BaFin wirkt an Weiterentwicklung des Themas mit

Über die drei europäischen Aufsichtsbehörden ist die BaFin an der Weiterentwicklung des Themas Sustainable Finance auf EU-Ebene beteiligt. Darüber hinaus ist sie als ständige Beobachterin im Sustainable-Finance-Beirat der Bundesregierung und als Mitglied im Network of Central Banks and Supervisors for Greening the Financial System (NGFS) tätig.

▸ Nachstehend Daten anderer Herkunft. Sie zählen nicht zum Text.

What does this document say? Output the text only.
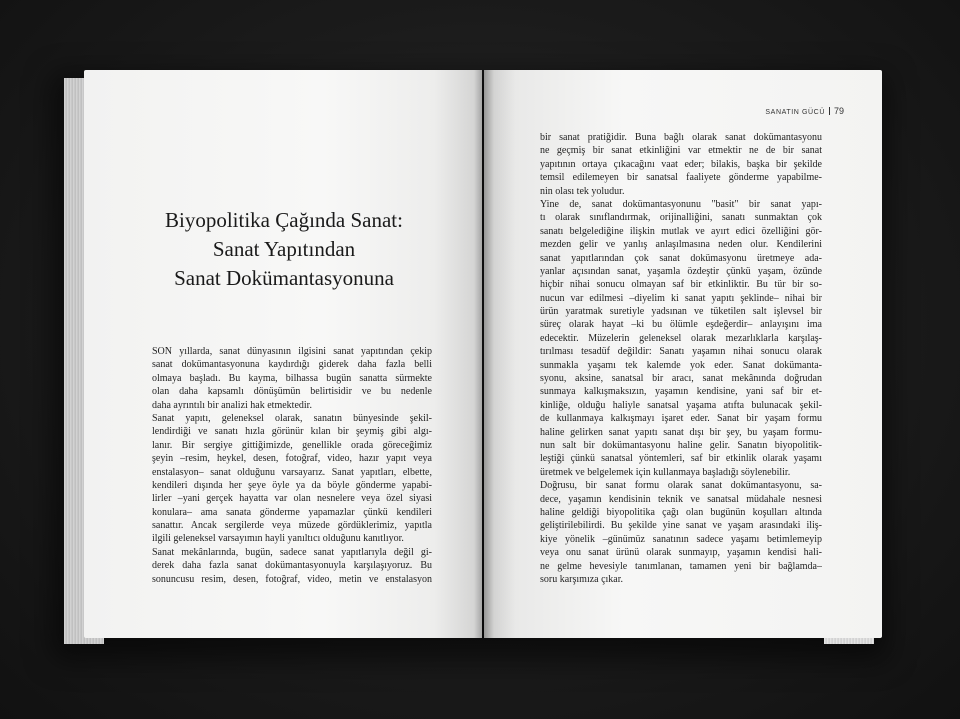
Biyopolitika Çağında Sanat:
Sanat Yapıtından
Sanat Dokümantasyonuna
SON yıllarda, sanat dünyasının ilgisini sanat yapıtından çekip
sanat dokümantasyonuna kaydırdığı giderek daha fazla belli
olmaya başladı. Bu kayma, bilhassa bugün sanatta sürmekte
olan daha kapsamlı dönüşümün belirtisidir ve bu nedenle
daha ayrıntılı bir analizi hak etmektedir.
Sanat yapıtı, geleneksel olarak, sanatın bünyesinde şekil-
lendirdiği ve sanatı hızla görünür kılan bir şeymiş gibi algı-
lanır. Bir sergiye gittiğimizde, genellikle orada göreceğimiz
şeyin –resim, heykel, desen, fotoğraf, video, hazır yapıt veya
enstalasyon– sanat olduğunu varsayarız. Sanat yapıtları, elbette,
kendileri dışında her şeye öyle ya da böyle gönderme yapabi-
lirler –yani gerçek hayatta var olan nesnelere veya özel siyasi
konulara– ama sanata gönderme yapamazlar çünkü kendileri
sanattır. Ancak sergilerde veya müzede gördüklerimiz, yapıtla
ilgili geleneksel varsayımın hayli yanıltıcı olduğunu kanıtlıyor.
Sanat mekânlarında, bugün, sadece sanat yapıtlarıyla değil gi-
derek daha fazla sanat dokümantasyonuyla karşılaşıyoruz. Bu
sonuncusu resim, desen, fotoğraf, video, metin ve enstalasyon
SANATIN GÜCÜ 79
bir sanat pratiğidir. Buna bağlı olarak sanat dokümantasyonu
ne geçmiş bir sanat etkinliğini var etmektir ne de bir sanat
yapıtının ortaya çıkacağını vaat eder; bilakis, başka bir şekilde
temsil edilemeyen bir sanatsal faaliyete gönderme yapabilme-
nin olası tek yoludur.
Yine de, sanat dokümantasyonunu "basit" bir sanat yapı-
tı olarak sınıflandırmak, orijinalliğini, sanatı sunmaktan çok
sanatı belgelediğine ilişkin mutlak ve ayırt edici özelliğini gör-
mezden gelir ve yanlış anlaşılmasına neden olur. Kendilerini
sanat yapıtlarından çok sanat dokümasyonu üretmeye ada-
yanlar açısından sanat, yaşamla özdeştir çünkü yaşam, özünde
hiçbir nihai sonucu olmayan saf bir etkinliktir. Bu tür bir so-
nucun var edilmesi –diyelim ki sanat yapıtı şeklinde– nihai bir
ürün yaratmak suretiyle yadsınan ve tüketilen salt işlevsel bir
süreç olarak hayat –ki bu ölümle eşdeğerdir– anlayışını ima
edecektir. Müzelerin geleneksel olarak mezarlıklarla karşılaş-
tırılması tesadüf değildir: Sanatı yaşamın nihai sonucu olarak
sunmakla yaşamı tek kalemde yok eder. Sanat dokümanta-
syonu, aksine, sanatsal bir aracı, sanat mekânında doğrudan
sunmaya kalkışmaksızın, yaşamın kendisine, yani saf bir et-
kinliğe, olduğu haliyle sanatsal yaşama atıfta bulunacak şekil-
de kullanmaya kalkışmayı işaret eder. Sanat bir yaşam formu
haline gelirken sanat yapıtı sanat dışı bir şey, bu yaşam formu-
nun salt bir dokümantasyonu haline gelir. Sanatın biyopolitik-
leştiği çünkü sanatsal yöntemleri, saf bir etkinlik olarak yaşamı
üretmek ve belgelemek için kullanmaya başladığı söylenebilir.
Doğrusu, bir sanat formu olarak sanat dokümantasyonu, sa-
dece, yaşamın kendisinin teknik ve sanatsal müdahale nesnesi
haline geldiği biyopolitika çağı olan bugünün koşulları altında
geliştirilebilirdi. Bu şekilde yine sanat ve yaşam arasındaki iliş-
kiye yönelik –günümüz sanatının sadece yaşamı betimlemeyip
veya onu sanat ürünü olarak sunmayıp, yaşamın kendisi hali-
ne gelme hevesiyle tanımlanan, tamamen yeni bir bağlamda–
soru karşımıza çıkar.
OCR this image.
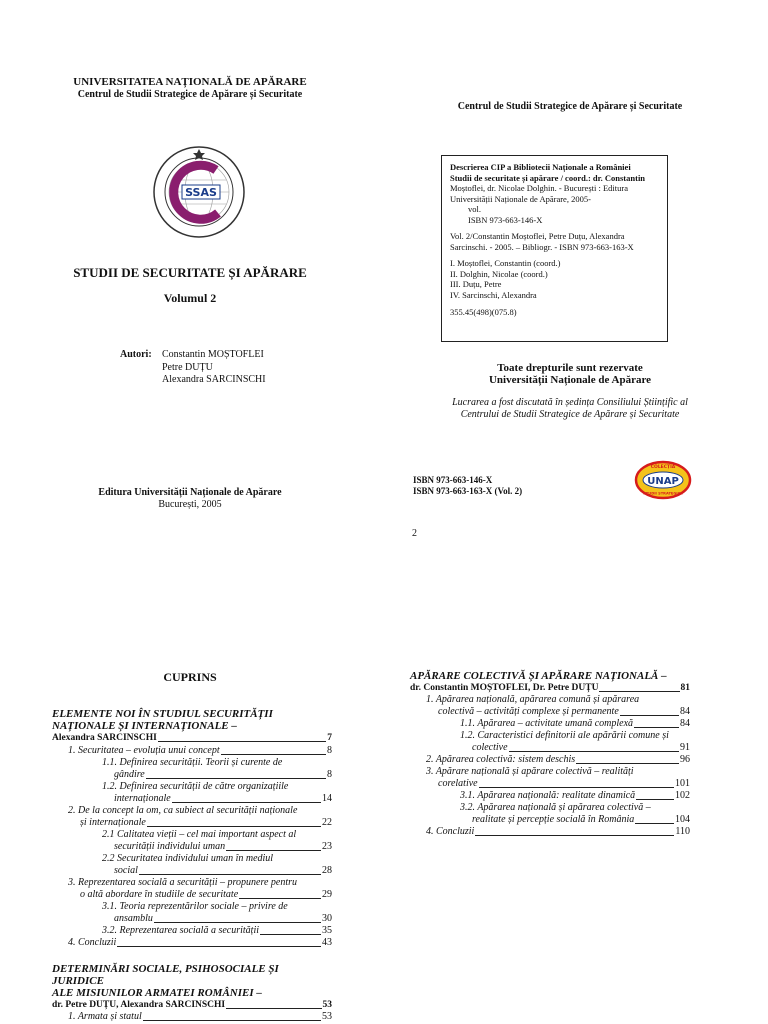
UNIVERSITATEA NAȚIONALĂ DE APĂRARE
Centrul de Studii Strategice de Apărare și Securitate
SSAS
STUDII DE SECURITATE ȘI APĂRARE
Volumul 2
Autori: Constantin MOȘTOFLEI
Petre DUȚU
Alexandra SARCINSCHI
Editura Universității Naționale de Apărare
București, 2005
Centrul de Studii Strategice de Apărare și Securitate

Descrierea CIP a Bibliotecii Naționale a României

Studii de securitate și apărare / coord.: dr. Constantin

Moștoflei, dr. Nicolae Dolghin. - București : Editura

Universității Naționale de Apărare, 2005-

vol.

ISBN 973-663-146-X

Vol. 2/Constantin Moștoflei, Petre Duțu, Alexandra

Sarcinschi. - 2005. – Bibliogr. - ISBN 973-663-163-X

I. Moștoflei, Constantin (coord.)

II. Dolghin, Nicolae (coord.)

III. Duțu, Petre

IV. Sarcinschi, Alexandra

355.45(498)(075.8)

Toate drepturile sunt rezervate
Universității Naționale de Apărare
Lucrarea a fost discutată în ședința Consiliului Științific al
Centrului de Studii Strategice de Apărare și Securitate
ISBN 973-663-146-X
ISBN 973-663-163-X (Vol. 2)
COLECȚIA
UNAP
STUDII STRATEGICE
2
CUPRINS
ELEMENTE NOI ÎN STUDIUL SECURITĂȚII
NAȚIONALE ȘI INTERNAȚIONALE –
Alexandra SARCINSCHI	7
1. Securitatea – evoluția unui concept	8
1.1. Definirea securității. Teorii și curente de
gândire	8
1.2. Definirea securității de către organizațiile
internaționale	14
2. De la concept la om, ca subiect al securității naționale
și internaționale	22
2.1 Calitatea vieții – cel mai important aspect al
securității individului uman	23
2.2 Securitatea individului uman în mediul
social	28
3. Reprezentarea socială a securității – propunere pentru
o altă abordare în studiile de securitate	29
3.1. Teoria reprezentărilor sociale – privire de
ansamblu	30
3.2. Reprezentarea socială a securității	35
4. Concluzii	43
DETERMINĂRI SOCIALE, PSIHOSOCIALE ȘI JURIDICE
ALE MISIUNILOR ARMATEI ROMÂNIEI –
dr. Petre DUȚU, Alexandra SARCINSCHI	53
1. Armata și statul	53
APĂRARE COLECTIVĂ ȘI APĂRARE NAȚIONALĂ –
dr. Constantin MOȘTOFLEI, Dr. Petre DUȚU	81
1. Apărarea națională, apărarea comună și apărarea
colectivă – activități complexe și permanente	84
1.1. Apărarea – activitate umană complexă	84
1.2. Caracteristici definitorii ale apărării comune și
colective	91
2. Apărarea colectivă: sistem deschis	96
3. Apărare națională și apărare colectivă – realități
corelative	101
3.1. Apărarea națională: realitate dinamică	102
3.2. Apărarea națională și apărarea colectivă –
realitate și percepție socială în România	104
4. Concluzii	110
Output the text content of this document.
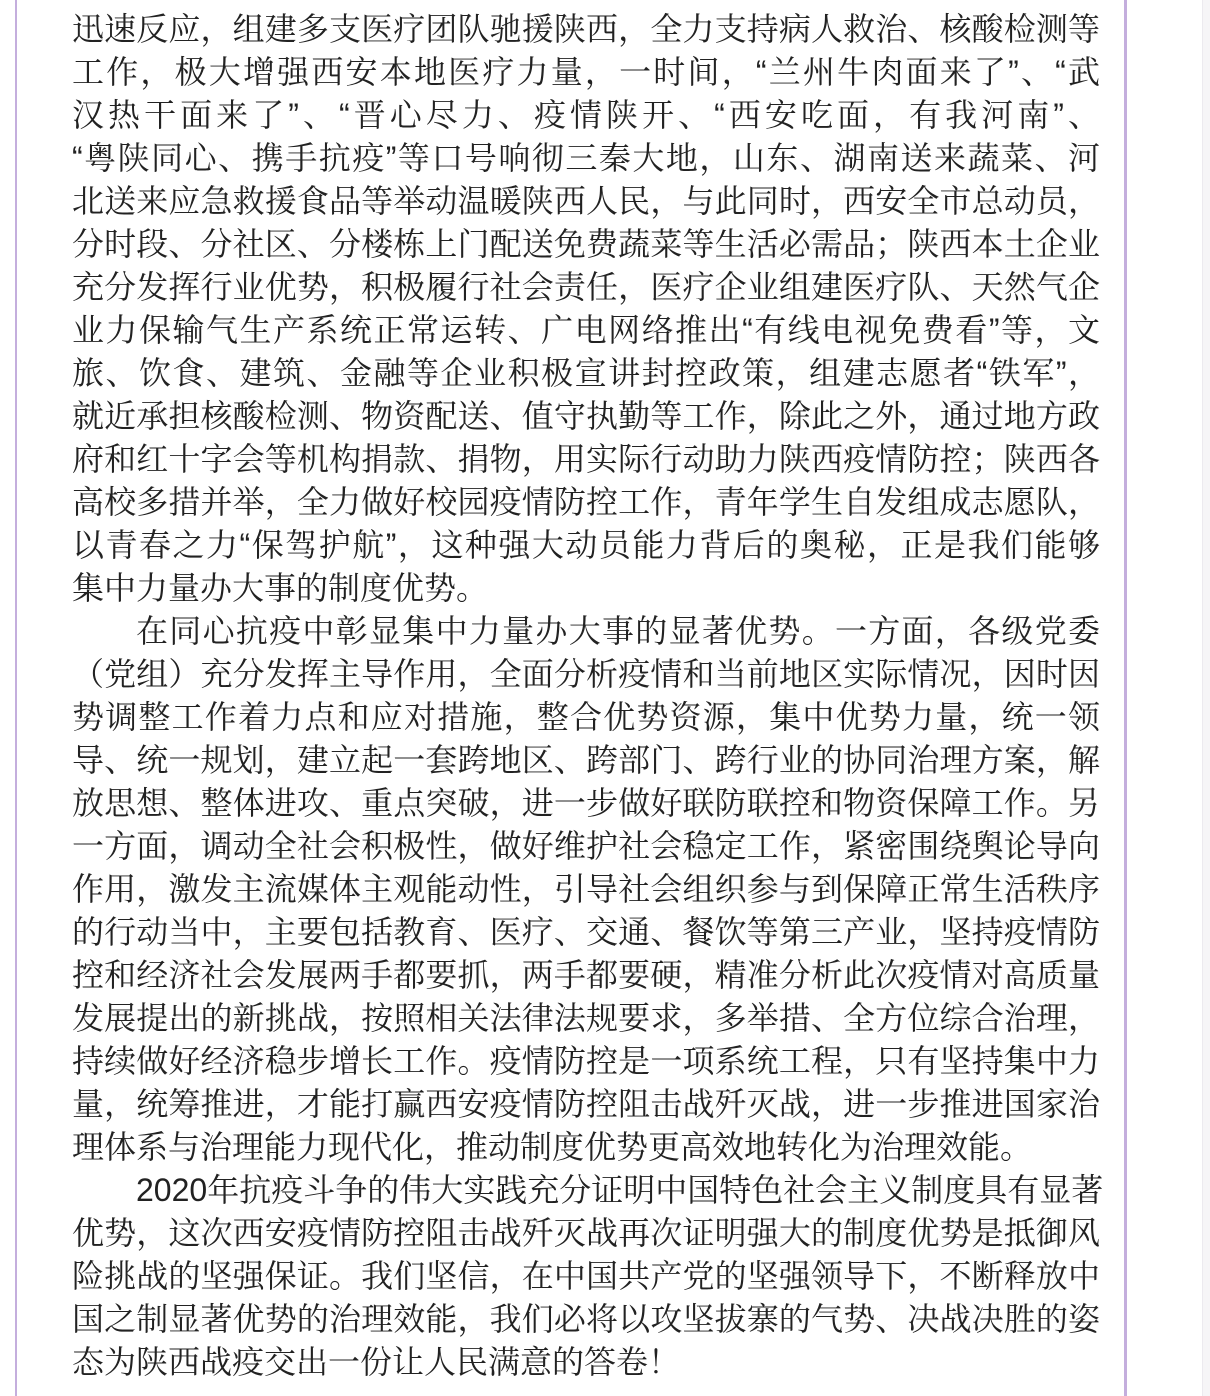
迅速反应，组建多支医疗团队驰援陕西，全力支持病人救治、核酸检测等
工作，极大增强西安本地医疗力量，一时间，“兰州牛肉面来了”、“武
汉热干面来了”、“晋心尽力、疫情陕开、“西安吃面，有我河南”、
“粤陕同心、携手抗疫”等口号响彻三秦大地，山东、湖南送来蔬菜、河
北送来应急救援食品等举动温暖陕西人民，与此同时，西安全市总动员，
分时段、分社区、分楼栋上门配送免费蔬菜等生活必需品；陕西本土企业
充分发挥行业优势，积极履行社会责任，医疗企业组建医疗队、天然气企
业力保输气生产系统正常运转、广电网络推出“有线电视免费看”等，文
旅、饮食、建筑、金融等企业积极宣讲封控政策，组建志愿者“铁军”，
就近承担核酸检测、物资配送、值守执勤等工作，除此之外，通过地方政
府和红十字会等机构捐款、捐物，用实际行动助力陕西疫情防控；陕西各
高校多措并举，全力做好校园疫情防控工作，青年学生自发组成志愿队，
以青春之力“保驾护航”，这种强大动员能力背后的奥秘，正是我们能够
集中力量办大事的制度优势。
在同心抗疫中彰显集中力量办大事的显著优势。一方面，各级党委
（党组）充分发挥主导作用，全面分析疫情和当前地区实际情况，因时因
势调整工作着力点和应对措施，整合优势资源，集中优势力量，统一领
导、统一规划，建立起一套跨地区、跨部门、跨行业的协同治理方案，解
放思想、整体进攻、重点突破，进一步做好联防联控和物资保障工作。另
一方面，调动全社会积极性，做好维护社会稳定工作，紧密围绕舆论导向
作用，激发主流媒体主观能动性，引导社会组织参与到保障正常生活秩序
的行动当中，主要包括教育、医疗、交通、餐饮等第三产业，坚持疫情防
控和经济社会发展两手都要抓，两手都要硬，精准分析此次疫情对高质量
发展提出的新挑战，按照相关法律法规要求，多举措、全方位综合治理，
持续做好经济稳步增长工作。疫情防控是一项系统工程，只有坚持集中力
量，统筹推进，才能打赢西安疫情防控阻击战歼灭战，进一步推进国家治
理体系与治理能力现代化，推动制度优势更高效地转化为治理效能。
2020年抗疫斗争的伟大实践充分证明中国特色社会主义制度具有显著
优势，这次西安疫情防控阻击战歼灭战再次证明强大的制度优势是抵御风
险挑战的坚强保证。我们坚信，在中国共产党的坚强领导下，不断释放中
国之制显著优势的治理效能，我们必将以攻坚拔寨的气势、决战决胜的姿
态为陕西战疫交出一份让人民满意的答卷！
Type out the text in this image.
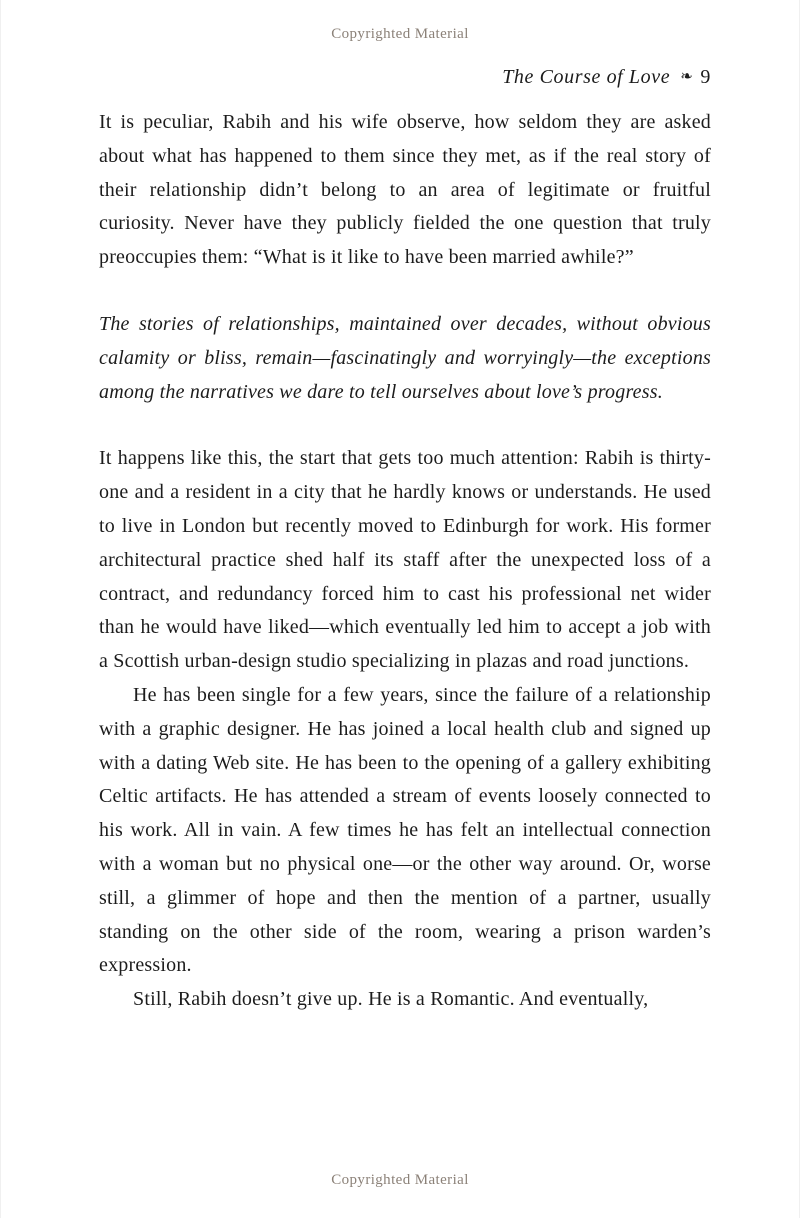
Copyrighted Material
The Course of Love ❧ 9

It is peculiar, Rabih and his wife observe, how seldom they are asked about what has happened to them since they met, as if the real story of their relationship didn’t belong to an area of legitimate or fruitful curiosity. Never have they publicly fielded the one question that truly preoccupies them: “What is it like to have been married awhile?”

The stories of relationships, maintained over decades, without obvious calamity or bliss, remain—fascinatingly and worryingly—the exceptions among the narratives we dare to tell ourselves about love’s progress.

It happens like this, the start that gets too much attention: Rabih is thirty-one and a resident in a city that he hardly knows or understands. He used to live in London but recently moved to Edinburgh for work. His former architectural practice shed half its staff after the unexpected loss of a contract, and redundancy forced him to cast his professional net wider than he would have liked—which eventually led him to accept a job with a Scottish urban-design studio specializing in plazas and road junctions.

He has been single for a few years, since the failure of a relationship with a graphic designer. He has joined a local health club and signed up with a dating Web site. He has been to the opening of a gallery exhibiting Celtic artifacts. He has attended a stream of events loosely connected to his work. All in vain. A few times he has felt an intellectual connection with a woman but no physical one—or the other way around. Or, worse still, a glimmer of hope and then the mention of a partner, usually standing on the other side of the room, wearing a prison warden’s expression.

Still, Rabih doesn’t give up. He is a Romantic. And eventually,

Copyrighted Material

Die BaFin versteht Sustainable Finance als geschäftsbereichsübergreifendes Thema. Aus diesem Grund hat sie das Zentrum Sustainable Finance eingerichtet. Dieses ist für strategische Fragestellungen verantwortlich und erarbeitet gemeinsam mit den Geschäftsbereichen Positionierungen zum Thema Nachhaltigkeit in der Finanzbranche. Im September 2022 veranstaltete es auch die Konferenz Sustainable Finance, bei der in Berlin Expertinnen und Experten über Regulierung und Praxisfragen in Sachen ESG diskutierten.

Fußnote

  1. 1Die Regelung in Art. 4 Taxonomieverordnung zielt auf staatliche Maßnahmen und nicht auf Finanzmarktteilnehmer.